Павел вздрагивает, а шаги бабушки уже шаркают у двери. Как сказала это она умно и метко: вместо того чтобы все пьесы и пьесы, которых никто не поставит, конечно, следует прежде всего написать маленький рассказ.
Так это просто и логично, а вот ему не приходило в голову. Это бабушка его надоумила, милая генеральша, что со вздохами сейчас бредет по лестнице. Как это ему на ум не приходила такая простая штука? Он напишет рассказ и сразу убедится, может ли он писать или не может. Он отнесет его в редакцию журнала, и там ему скажут; так все начинали, непременно со стихов, или повестей, или рассказов; коротенький рассказ прочесть недолго, ему скажут то, что узнать необходимо, и тогда-то выяснится, продолжать ли это занятие или перейти к законам купли-продажи, как ее римляне вели.
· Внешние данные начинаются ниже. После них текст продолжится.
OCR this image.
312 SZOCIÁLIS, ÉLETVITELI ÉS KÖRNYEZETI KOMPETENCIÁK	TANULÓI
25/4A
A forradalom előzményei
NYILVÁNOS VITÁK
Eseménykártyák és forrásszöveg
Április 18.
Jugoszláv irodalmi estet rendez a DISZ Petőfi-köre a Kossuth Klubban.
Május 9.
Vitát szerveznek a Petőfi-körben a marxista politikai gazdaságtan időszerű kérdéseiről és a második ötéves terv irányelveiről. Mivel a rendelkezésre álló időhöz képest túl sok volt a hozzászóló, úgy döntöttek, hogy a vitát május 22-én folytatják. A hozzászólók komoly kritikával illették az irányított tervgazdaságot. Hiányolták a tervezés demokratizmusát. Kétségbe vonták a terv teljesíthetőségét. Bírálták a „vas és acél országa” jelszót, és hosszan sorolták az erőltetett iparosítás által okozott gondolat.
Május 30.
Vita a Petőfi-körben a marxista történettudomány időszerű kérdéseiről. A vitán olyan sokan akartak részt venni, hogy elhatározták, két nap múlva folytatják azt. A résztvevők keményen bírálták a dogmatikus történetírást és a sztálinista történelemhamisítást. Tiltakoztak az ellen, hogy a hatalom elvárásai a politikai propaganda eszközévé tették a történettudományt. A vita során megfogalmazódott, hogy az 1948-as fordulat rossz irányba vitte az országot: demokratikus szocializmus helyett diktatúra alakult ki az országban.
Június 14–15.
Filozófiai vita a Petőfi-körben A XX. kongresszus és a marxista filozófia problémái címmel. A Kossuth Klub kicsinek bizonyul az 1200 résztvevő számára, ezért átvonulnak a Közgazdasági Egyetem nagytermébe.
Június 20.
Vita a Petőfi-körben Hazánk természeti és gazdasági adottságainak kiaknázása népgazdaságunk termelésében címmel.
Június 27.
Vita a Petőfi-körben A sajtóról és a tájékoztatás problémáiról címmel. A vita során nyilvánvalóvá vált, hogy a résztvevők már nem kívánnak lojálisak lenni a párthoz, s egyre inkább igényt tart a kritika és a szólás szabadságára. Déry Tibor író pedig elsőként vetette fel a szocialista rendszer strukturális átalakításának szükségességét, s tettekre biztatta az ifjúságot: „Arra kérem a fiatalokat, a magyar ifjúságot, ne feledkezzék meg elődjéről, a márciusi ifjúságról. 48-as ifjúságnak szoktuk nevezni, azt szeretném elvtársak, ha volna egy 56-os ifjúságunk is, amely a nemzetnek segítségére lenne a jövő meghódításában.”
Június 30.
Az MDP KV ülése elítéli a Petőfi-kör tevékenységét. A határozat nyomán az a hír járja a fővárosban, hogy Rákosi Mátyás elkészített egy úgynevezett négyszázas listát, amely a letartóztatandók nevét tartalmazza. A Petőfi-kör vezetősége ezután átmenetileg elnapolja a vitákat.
Забыв о бабушке, забыв обо всем, подходит к своему столику и единым росчерком пишет крупно, с завитушкой; «Рассказ о бабушке». Подчеркивает заглавие два раза, точно дело обеспечено, и сейчас же с облегченным, прояснившимся, словно впервые отысканным, сердцем ложится на свой диванчик и засыпает крепким сном.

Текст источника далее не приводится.